Pesquisadores da Universidade de Tampere e seus colaboradores da Alemanha e da Índia confirmaram experimentalmente que o momento angular é conservado quando um único fóton é convertido em um par – validando pela primeira vez um princípio fundamental da física no nível quântico. Essa descoberta abre novas possibilidades para a criação de estados quânticos complexos úteis em computação, comunicação e sensoriamento.
As leis de conservação são o coração de nossa compreensão científica natural, pois regulam quais processos são permitidos ou proibidos. Um exemplo simples é o das bolas de bilhar colidindo, onde o movimento – e, com ele, seu momento linear – é transferido de uma bola para outra. Uma regra de conservação semelhante também existe para objetos em rotação, que possuem momento angular. Curiosamente, a luz também pode ter um momento angular, por exemplo, o momento angular orbital (OAM), que está relacionado à estrutura espacial da luz.
No reino quântico, isso implica que partículas individuais de luz, chamadas de fótons, possuem quanta bem definidos de OAM, que precisam ser conservados nas interações luz-matéria. Em um estudo recente na Physical Review Letters, pesquisadores da Universidade de Tampere e seus colaboradores levaram o teste dessas leis de conservação ao limite quântico absoluto.
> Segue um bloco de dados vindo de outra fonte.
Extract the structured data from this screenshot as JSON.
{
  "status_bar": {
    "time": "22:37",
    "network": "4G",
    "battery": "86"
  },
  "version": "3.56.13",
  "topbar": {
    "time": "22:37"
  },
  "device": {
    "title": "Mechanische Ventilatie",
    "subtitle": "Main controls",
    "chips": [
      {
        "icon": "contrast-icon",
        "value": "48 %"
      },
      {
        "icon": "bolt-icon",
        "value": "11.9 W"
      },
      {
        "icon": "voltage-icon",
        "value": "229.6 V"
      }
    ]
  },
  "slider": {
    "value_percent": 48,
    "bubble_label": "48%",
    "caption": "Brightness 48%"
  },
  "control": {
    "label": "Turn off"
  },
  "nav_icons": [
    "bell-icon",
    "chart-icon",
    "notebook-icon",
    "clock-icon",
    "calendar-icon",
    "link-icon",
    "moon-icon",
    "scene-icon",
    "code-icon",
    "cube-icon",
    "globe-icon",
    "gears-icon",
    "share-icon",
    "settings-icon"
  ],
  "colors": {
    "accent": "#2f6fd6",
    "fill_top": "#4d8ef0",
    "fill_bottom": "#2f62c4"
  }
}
Eles exploraram se a conservação de quanta de OAM se mantém quando um único fóton é dividido em um par de fótons.
Um menos um é igual a zero
A regra de conservação dita, por exemplo, que quando um fóton com zero OAM é dividido em dois fótons, os quanta de OAM de ambos os fótons devem somar zero. Assim, se um dos fótons recém-gerados for encontrado com um quanta de OAM, seu fóton parceiro deve ter o oposto, ou seja, um quanta de OAM negativo. Em outras palavras, a fórmula simples 1 + (-1) = 0 deve ser verdadeira. Embora essas regras de conservação tenham sido testadas e utilizadas em uma infinidade de experimentos óticos com um laser, nunca foram testadas para um único fóton.
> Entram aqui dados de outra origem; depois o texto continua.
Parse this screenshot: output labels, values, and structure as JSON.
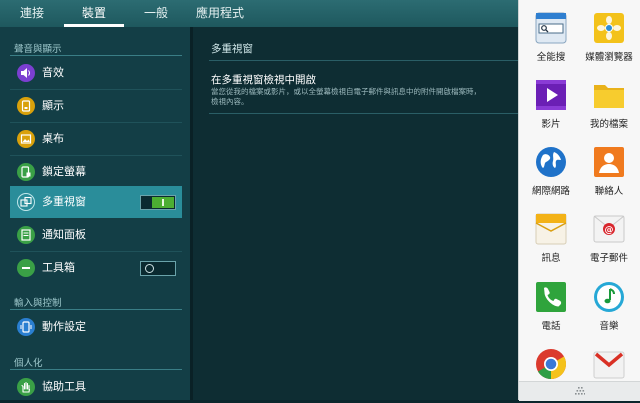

“Nossos experimentos mostram que o OAM é de fato conservado mesmo quando o processo é impulsionado por um único fóton. Isso confirma uma lei de conservação fundamental no nível mais básico, que, em última análise, se baseia na simetria do processo”, explica a Dra. Lea Kopf, que é a autora principal do estudo.
Encontrando a agulha fotônica no feno do laboratório
Os experimentos da equipe dependem de medições delicadas, pois os processos ópticos não lineares necessários são muito ineficientes. Apenas um em cada bilhão de fótons é convertido em um par de fótons, de modo que medir a conservação do OAM para fótons únicos se assemelha à proverbial busca pela agulha no palheiro.
Um arranjo óptico extremamente estável, baixo ruído de fundo, um esquema de detecção com a mais alta eficiência possível e muita resistência experimental permitiram que os pesquisadores registrassem conversões bem-sucedidas suficientes para confirmar a lei fundamental de conservação.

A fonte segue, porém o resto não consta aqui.